Dopo un “tira e molla” non tanto velato arrivato fino a poco fa, la Santanché ha deciso di lasciare il dicastero.
Tralasciamo anche noi tutte le vicissitudini giudiziarie che l’hanno coinvolta e preoccupiamoci di cosa accadrà al settore in un momento in cui il turismo sta soffrendo per la guerra in Medio Oriente che ha postato alla cancella zione di tanti voli e alla disdetta di tante prenotazioni da parte di clienti sia per il medio sia per il lungo raggio, anche in zone che non c’entrano niente con i luoghi coinvolti dagli eventi bellici.
Le Associazioni di categoria avevano avuto da poco un incontro con la ex Ministra alla quale avevano esposto tutte le problematiche e tutti i danni economici ai quali sono andati e stanno andando ancora incontro gli agenti di viaggio e i tour operator.
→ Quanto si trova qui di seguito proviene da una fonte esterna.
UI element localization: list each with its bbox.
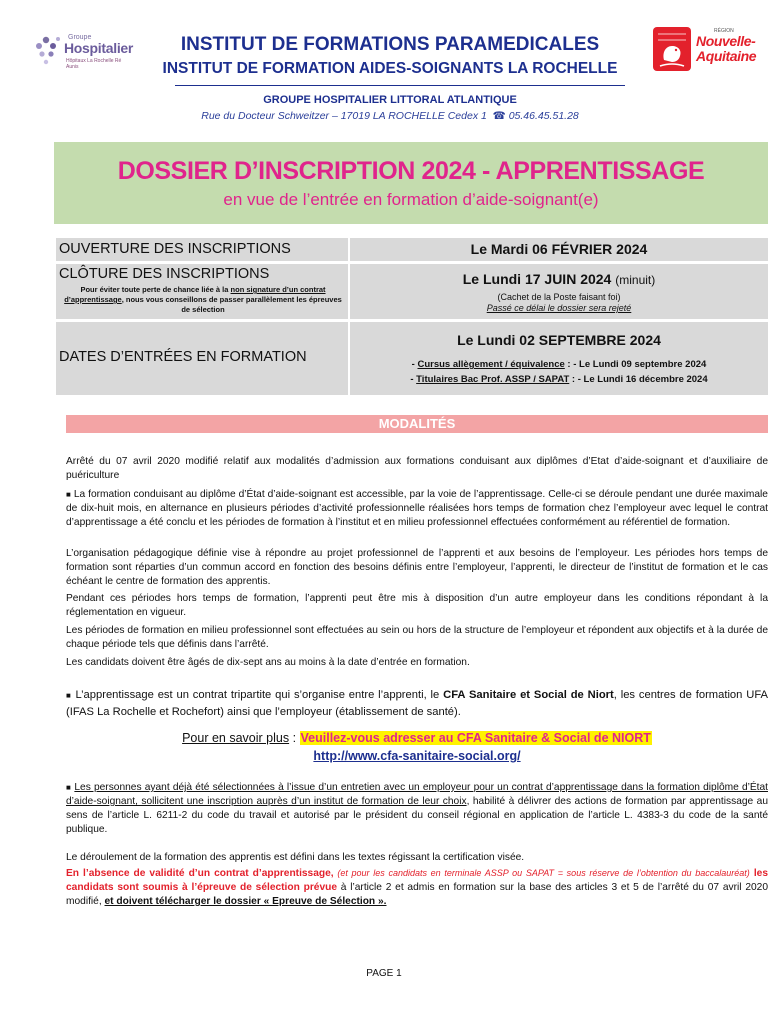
dossier-title: DOSSIER D’INSCRIPTION 2024 - APPRENTISSAGE <box>117 157 705 185</box>
logo-right-line1: RÉGION <box>714 28 734 34</box>
paragraph-no-contract <box>66 866 768 909</box>
p8-underlined: Les personnes ayant déjà été sélectionnées à l’issue d’un entretien avec un employeur pour un contrat d’apprentissage dans la formation diplôme d’État d’aide-soignant, sollicitent une inscription auprès d’un institut de formation de leur choix <box>66 782 768 807</box>
more-info-separator: : <box>289 731 300 745</box>
paragraph-certification: Le déroulement de la formation des apprentis est défini dans les textes régissant la certification visée. <box>66 852 525 863</box>
close-date-suffix: (minuit) <box>615 273 656 287</box>
entry-date-allegement: - Cursus allègement / équivalence : - Le Lundi 09 septembre 2024 <box>411 359 707 370</box>
region-logo <box>652 24 756 74</box>
hospital-flower-icon <box>32 32 66 72</box>
bullet-icon: ■ <box>66 783 72 792</box>
registration-open-date: Le Mardi 06 FÉVRIER 2024 <box>470 241 648 257</box>
logo-right-line2: Nouvelle-Aquitaine <box>696 33 757 64</box>
logo-left-line1: Groupe <box>68 34 92 41</box>
close-date-text: Le Lundi 17 JUIN 2024 <box>462 271 612 287</box>
paragraph-organisation: L’organisation pédagogique définie vise à répondre au projet professionnel de l’apprenti et aux besoins de l’employeur. Les périodes hors temps de formation sont réparties d’un commun accord en fonction des besoins définis entre l’employeur, l’apprenti, le directeur de l’institut de formation et le cas échéant le centre de formation des apprentis. <box>66 548 768 587</box>
more-info-highlight: Veuillez-vous adresser au CFA Sanitaire & Social de NIORT <box>300 731 651 745</box>
p7-cfa-name: CFA Sanitaire et Social de Niort <box>443 689 614 701</box>
entry-2-key: Titulaires Bac Prof. ASSP / SAPAT <box>416 374 570 385</box>
registration-close-date <box>350 271 768 287</box>
paragraph-tripartite-contract <box>66 687 768 720</box>
hospital-group-logo <box>32 30 134 78</box>
entry-date-main: Le Lundi 02 SEPTEMBRE 2024 <box>457 332 661 348</box>
dossier-subtitle: en vue de l’entrée en formation d’aide-soignant(e) <box>223 190 599 209</box>
more-info-prefix: Pour en savoir plus <box>182 731 290 745</box>
entry-date-bac-pro: - Titulaires Bac Prof. ASSP / SAPAT : - Le Lundi 16 décembre 2024 <box>410 374 708 385</box>
logo-left-line3: Hôpitaux La Rochelle Ré Aunis <box>66 58 122 70</box>
bullet-icon: ■ <box>66 691 72 700</box>
p10-articles: à l’article 2 et admis en formation sur la base des articles 3 et 5 de l’arrêté du 07 avril 2020 modifié, <box>66 882 768 907</box>
entry-2-value: Lundi 16 décembre 2024 <box>597 374 708 385</box>
paragraph-age-requirement: Les candidats doivent être âgés de dix-sept ans au moins à la date d’entrée en formation. <box>66 657 470 668</box>
cfa-website-link[interactable]: http://www.cfa-sanitaire-social.org/ <box>313 749 521 763</box>
header-divider <box>175 85 625 86</box>
modalites-title: MODALITÉS <box>378 416 456 431</box>
address-line <box>120 110 660 122</box>
entry-1-value: Lundi 09 septembre 2024 <box>592 359 707 370</box>
registration-close-note <box>59 285 347 315</box>
paragraph-off-training: Pendant ces périodes hors temps de formation, l’apprenti peut être mis à disposition d’un autre employeur dans les conditions répondant à la réglementation en vigueur. <box>66 593 768 618</box>
entry-1-key: Cursus allègement / équivalence <box>417 359 565 370</box>
p10-download-instruction: et doivent télécharger le dossier « Epreuve de Sélection ». <box>104 896 387 907</box>
institute-subtitle: INSTITUT DE FORMATION AIDES-SOIGNANTS LA ROCHELLE <box>162 60 618 77</box>
decree-reference: Arrêté du 07 avril 2020 modifié relatif aux modalités d’admission aux formations conduisant aux diplômes d’Etat d’aide-soignant et d’auxiliaire de puériculture <box>66 456 768 481</box>
p7-text-a: L’apprentissage est un contrat tripartite qui s’organise entre l’apprenti, le <box>75 689 444 701</box>
bullet-icon: ■ <box>66 490 71 499</box>
p10-selection: les candidats sont soumis à l’épreuve de sélection prévue <box>66 868 768 893</box>
institute-title: INSTITUT DE FORMATIONS PARAMEDICALES <box>180 34 600 55</box>
registration-close-label: CLÔTURE DES INSCRIPTIONS <box>59 266 270 282</box>
p10-bac-note: (et pour les candidats en terminale ASSP ou SAPAT = sous réserve de l’obtention du baccalauréat) <box>333 868 750 878</box>
close-note-part-b: , nous vous conseillons de passer parallèlement les épreuves de sélection <box>121 295 342 314</box>
late-rejection-note: Passé ce délai le dossier sera rejeté <box>486 303 632 313</box>
logo-left-line2: Hospitalier <box>64 40 134 56</box>
phone-number: 05.46.45.51.28 <box>508 110 579 122</box>
p8-text: , habilité à délivrer des actions de formation par apprentissage au sens de l’article L. 6211-2 du code du travail et autorisé par le président du conseil régional en application de l’article L. 4383-3 du code de la santé publique. <box>66 796 769 835</box>
close-note-part-a: Pour éviter toute perte de chance liée à la <box>80 285 231 294</box>
postmark-note: (Cachet de la Poste faisant foi) <box>497 292 621 302</box>
hospital-group-name: GROUPE HOSPITALIER LITTORAL ATLANTIQUE <box>263 94 517 106</box>
paragraph-training-access <box>66 488 768 530</box>
address-text: Rue du Docteur Schweitzer – 17019 LA ROCHELLE Cedex 1 <box>201 110 487 122</box>
more-info-line <box>66 731 768 745</box>
registration-open-label: OUVERTURE DES INSCRIPTIONS <box>59 241 291 257</box>
phone-icon: ☎ <box>489 110 506 122</box>
p2-text: La formation conduisant au diplôme d’État d’aide-soignant est accessible, par la voie de l’apprentissage. Celle-ci se déroule pendant une durée maximale de dix-huit mois, en alternance en plusieurs périodes d’activité professionnelle réalisées hors temps de formation chez l’employeur avec lequel le contrat d’apprentissage a été conclu et les périodes de formation à l’institut et en milieu professionnel effectuées conformément au référentiel de formation. <box>66 489 768 528</box>
paragraph-professional-periods: Les périodes de formation en milieu professionnel sont effectuées au sein ou hors de la structure de l’employeur et répondent aux objectifs et à la durée de chaque période tels que définis dans l’arrêté. <box>66 625 768 650</box>
p7-text-c: , les centres de formation UFA (IFAS La Rochelle et Rochefort) ainsi que l’employeur (établissement de santé). <box>66 689 768 718</box>
close-note-underlined: non signature d’un contrat d’apprentissage <box>64 285 326 304</box>
p10-warning: En l’absence de validité d’un contrat d’apprentissage, <box>66 868 334 879</box>
page-number: PAGE 1 <box>366 968 402 979</box>
paragraph-preselected-candidates <box>66 781 768 837</box>
entry-dates-label: DATES D’ENTRÉES EN FORMATION <box>59 349 307 365</box>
In agenda c’era un nuovo appuntamento per discutere ancora sul da farsi e sul trovare soluzioni anche se, dal nostro punto di vista non crediamo che ne fossero tante dal momento che il settore stava ancora aspettando i ristori del Covid.
Cosa accadrà adesso? Chi verrà messo al posto della Santanché? Verrà sostituita da una persona competente o ci sarà – come al solito – chi di turismo non ne capisce niente e sarà un Ministro inesistente?
Auguriamoci che venga nominato qualcuno veramente capace di dialogare con il settore e possa essere in grado di capire che questo settore va risollevato e non affossato.